REPUBLIKA.CO.ID, BOGOR--Menteri Agama (Menag), Suryadharma Ali, memimpin upacara kenegaraan dalam pemakaman KH Idham Chalid, mantan Ketua DPR/MPR dan mantan Ketua Umum Pengurus Besar Nahdlatul Ulama (PBNU), yang dimulai sekitar pukul 12.00 WIB. Para pelayat termasuk ulama dan anak-anak yatim turut mengantarkan kepergian almarhum KH Idham Chalid ke tempat peristirahatan terakhir di kompleks Pondok Pesantren Darul Quran di Cisarua, Bogor, Jawa Barat, Senin.
Suryadharma Ali dalam sambutannya atas nama negara menyampaikan bela sungkawa atas meninggalnya KH Idham Chalid. Ia juga meminta seluruh warga untuk turut mendoakan agar almarhum mendapat tempat yang layak di sisi Allah. "Banyak hal-hal yang telah diperbuat almarhum semasa hidupnya yang bisa dijadikan suri tauladan bagi kita yang masih hidup," katanya. Upacara kenegaraan ini, lanjut dia, dilakukan untuk menghormati jasa-jasa almarhum.
Hadir pada upacara tersebut di antaranya Bupati Bogor Rahmat Yasin serta para ulama termasuk KH Didin Hafiduddin dan KH Syukron Makmun, salah seorang murid KH Idham Chalid.
Sementara itu, Bupati Bogor, Rahmat Yasin, yang memberikan sambutan atas nama keluarga almarhum mengucapkan terima kasih atas bantuan semua pihak dalam proses pemakaman almarhum.
KH Idham Chalid wafat di usia 88 tahun pada Minggu (11/7) pukul 08.00 WIB di kediamannya di kawasan pendidikan Darrul Maarif, Cipete, Jakarta Selatan, karena sakit yang diderita selama 10 tahun terakhir.
Idham Chalid lahir di Setui, Kalimantan Selatan pada 27 Agustus 1922. Ia adalah tokoh agama, tokoh bangsa, dan tokoh organisasi besar Islam Nahdlatul Ulama dan juga deklarator sekaligus pemimpin Partai Persatuan Pembangunan (PPP).
Sebelum meninggal, almarhum pernah bernazar ingin dimakamkan di kompleks Pondok Pesantren Darul Quran di Cisarua, Bogor.
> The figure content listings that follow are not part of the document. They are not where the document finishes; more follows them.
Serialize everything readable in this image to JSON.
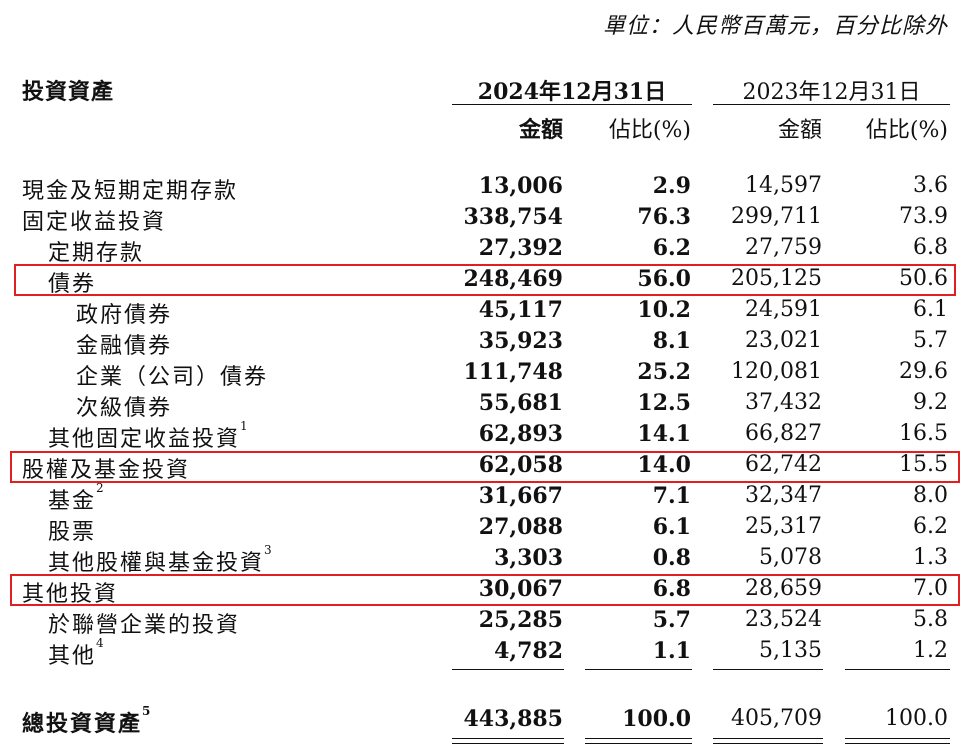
{
  "unit_note": "單位：人民幣百萬元，百分比除外",
  "header": {
    "title": "投資資產",
    "period_2024": "2024年12月31日",
    "period_2023": "2023年12月31日",
    "amount_2024": "金額",
    "ratio_2024": "佔比(%)",
    "amount_2023": "金額",
    "ratio_2023": "佔比(%)"
  },
  "rows": [
    {
      "label": "現金及短期定期存款",
      "sup": "",
      "v2024": "13,006",
      "r2024": "2.9",
      "v2023": "14,597",
      "r2023": "3.6"
    },
    {
      "label": "固定收益投資",
      "sup": "",
      "v2024": "338,754",
      "r2024": "76.3",
      "v2023": "299,711",
      "r2023": "73.9"
    },
    {
      "label": "定期存款",
      "sup": "",
      "v2024": "27,392",
      "r2024": "6.2",
      "v2023": "27,759",
      "r2023": "6.8"
    },
    {
      "label": "債券",
      "sup": "",
      "v2024": "248,469",
      "r2024": "56.0",
      "v2023": "205,125",
      "r2023": "50.6"
    },
    {
      "label": "政府債券",
      "sup": "",
      "v2024": "45,117",
      "r2024": "10.2",
      "v2023": "24,591",
      "r2023": "6.1"
    },
    {
      "label": "金融債券",
      "sup": "",
      "v2024": "35,923",
      "r2024": "8.1",
      "v2023": "23,021",
      "r2023": "5.7"
    },
    {
      "label": "企業（公司）債券",
      "sup": "",
      "v2024": "111,748",
      "r2024": "25.2",
      "v2023": "120,081",
      "r2023": "29.6"
    },
    {
      "label": "次級債券",
      "sup": "",
      "v2024": "55,681",
      "r2024": "12.5",
      "v2023": "37,432",
      "r2023": "9.2"
    },
    {
      "label": "其他固定收益投資",
      "sup": "1",
      "v2024": "62,893",
      "r2024": "14.1",
      "v2023": "66,827",
      "r2023": "16.5"
    },
    {
      "label": "股權及基金投資",
      "sup": "",
      "v2024": "62,058",
      "r2024": "14.0",
      "v2023": "62,742",
      "r2023": "15.5"
    },
    {
      "label": "基金",
      "sup": "2",
      "v2024": "31,667",
      "r2024": "7.1",
      "v2023": "32,347",
      "r2023": "8.0"
    },
    {
      "label": "股票",
      "sup": "",
      "v2024": "27,088",
      "r2024": "6.1",
      "v2023": "25,317",
      "r2023": "6.2"
    },
    {
      "label": "其他股權與基金投資",
      "sup": "3",
      "v2024": "3,303",
      "r2024": "0.8",
      "v2023": "5,078",
      "r2023": "1.3"
    },
    {
      "label": "其他投資",
      "sup": "",
      "v2024": "30,067",
      "r2024": "6.8",
      "v2023": "28,659",
      "r2023": "7.0"
    },
    {
      "label": "於聯營企業的投資",
      "sup": "",
      "v2024": "25,285",
      "r2024": "5.7",
      "v2023": "23,524",
      "r2023": "5.8"
    },
    {
      "label": "其他",
      "sup": "4",
      "v2024": "4,782",
      "r2024": "1.1",
      "v2023": "5,135",
      "r2023": "1.2"
    }
  ],
  "total": {
    "label": "總投資資產",
    "sup": "5",
    "v2024": "443,885",
    "r2024": "100.0",
    "v2023": "405,709",
    "r2023": "100.0"
  },
  "highlight_color": "#e02020"
}
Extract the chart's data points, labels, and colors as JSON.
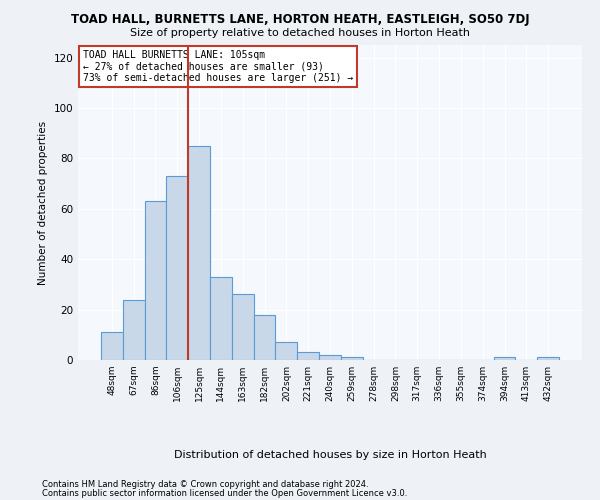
{
  "title1": "TOAD HALL, BURNETTS LANE, HORTON HEATH, EASTLEIGH, SO50 7DJ",
  "title2": "Size of property relative to detached houses in Horton Heath",
  "xlabel": "Distribution of detached houses by size in Horton Heath",
  "ylabel": "Number of detached properties",
  "categories": [
    "48sqm",
    "67sqm",
    "86sqm",
    "106sqm",
    "125sqm",
    "144sqm",
    "163sqm",
    "182sqm",
    "202sqm",
    "221sqm",
    "240sqm",
    "259sqm",
    "278sqm",
    "298sqm",
    "317sqm",
    "336sqm",
    "355sqm",
    "374sqm",
    "394sqm",
    "413sqm",
    "432sqm"
  ],
  "values": [
    11,
    24,
    63,
    73,
    85,
    33,
    26,
    18,
    7,
    3,
    2,
    1,
    0,
    0,
    0,
    0,
    0,
    0,
    1,
    0,
    1
  ],
  "bar_color": "#c8d8e8",
  "bar_edge_color": "#5b9bd5",
  "vline_x": 3.5,
  "vline_color": "#c0392b",
  "annotation_text": "TOAD HALL BURNETTS LANE: 105sqm\n← 27% of detached houses are smaller (93)\n73% of semi-detached houses are larger (251) →",
  "annotation_box_color": "white",
  "annotation_box_edge_color": "#c0392b",
  "ylim": [
    0,
    125
  ],
  "yticks": [
    0,
    20,
    40,
    60,
    80,
    100,
    120
  ],
  "footer1": "Contains HM Land Registry data © Crown copyright and database right 2024.",
  "footer2": "Contains public sector information licensed under the Open Government Licence v3.0.",
  "bg_color": "#eef2f7",
  "plot_bg_color": "#f5f8fc"
}
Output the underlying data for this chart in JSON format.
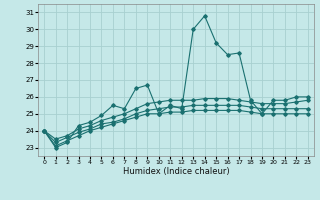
{
  "xlabel": "Humidex (Indice chaleur)",
  "background_color": "#c5e8e8",
  "grid_color": "#a8d0d0",
  "line_color": "#1a7070",
  "xlim": [
    -0.5,
    23.5
  ],
  "ylim": [
    22.5,
    31.5
  ],
  "yticks": [
    23,
    24,
    25,
    26,
    27,
    28,
    29,
    30,
    31
  ],
  "xticks": [
    0,
    1,
    2,
    3,
    4,
    5,
    6,
    7,
    8,
    9,
    10,
    11,
    12,
    13,
    14,
    15,
    16,
    17,
    18,
    19,
    20,
    21,
    22,
    23
  ],
  "series": [
    [
      24.0,
      23.0,
      23.3,
      24.3,
      24.5,
      24.9,
      25.5,
      25.3,
      26.5,
      26.7,
      25.0,
      25.5,
      25.3,
      30.0,
      30.8,
      29.2,
      28.5,
      28.6,
      25.8,
      25.0,
      25.8,
      25.8,
      26.0,
      26.0
    ],
    [
      24.0,
      23.5,
      23.7,
      24.1,
      24.3,
      24.6,
      24.8,
      25.0,
      25.3,
      25.6,
      25.7,
      25.8,
      25.8,
      25.8,
      25.9,
      25.9,
      25.9,
      25.8,
      25.7,
      25.6,
      25.6,
      25.6,
      25.7,
      25.8
    ],
    [
      24.0,
      23.3,
      23.6,
      23.9,
      24.1,
      24.4,
      24.5,
      24.7,
      25.0,
      25.2,
      25.3,
      25.4,
      25.4,
      25.5,
      25.5,
      25.5,
      25.5,
      25.5,
      25.4,
      25.3,
      25.3,
      25.3,
      25.3,
      25.3
    ],
    [
      24.0,
      23.1,
      23.4,
      23.7,
      24.0,
      24.2,
      24.4,
      24.6,
      24.8,
      25.0,
      25.0,
      25.1,
      25.1,
      25.2,
      25.2,
      25.2,
      25.2,
      25.2,
      25.1,
      25.0,
      25.0,
      25.0,
      25.0,
      25.0
    ]
  ]
}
Pesantren sederhana tersebut didirikan KH Idham Chalid pada tahun 1969.
Warga yang mengikuti jalannya upacara pemakaman terpaksa berdesak-desakan karena area pemakaman di kompleks tersebut relatif sempit hanya seluas 100 meter persegi.
Sebagian anak-anak yatim yang menghuni asrama di pondok pesantren tersebut menyaksikan jalannya pemakaman dari depan kamar mereka karena jarak antara asrama dengan area pemakaman sangat dekat dan hanya dibatasi oleh pagar.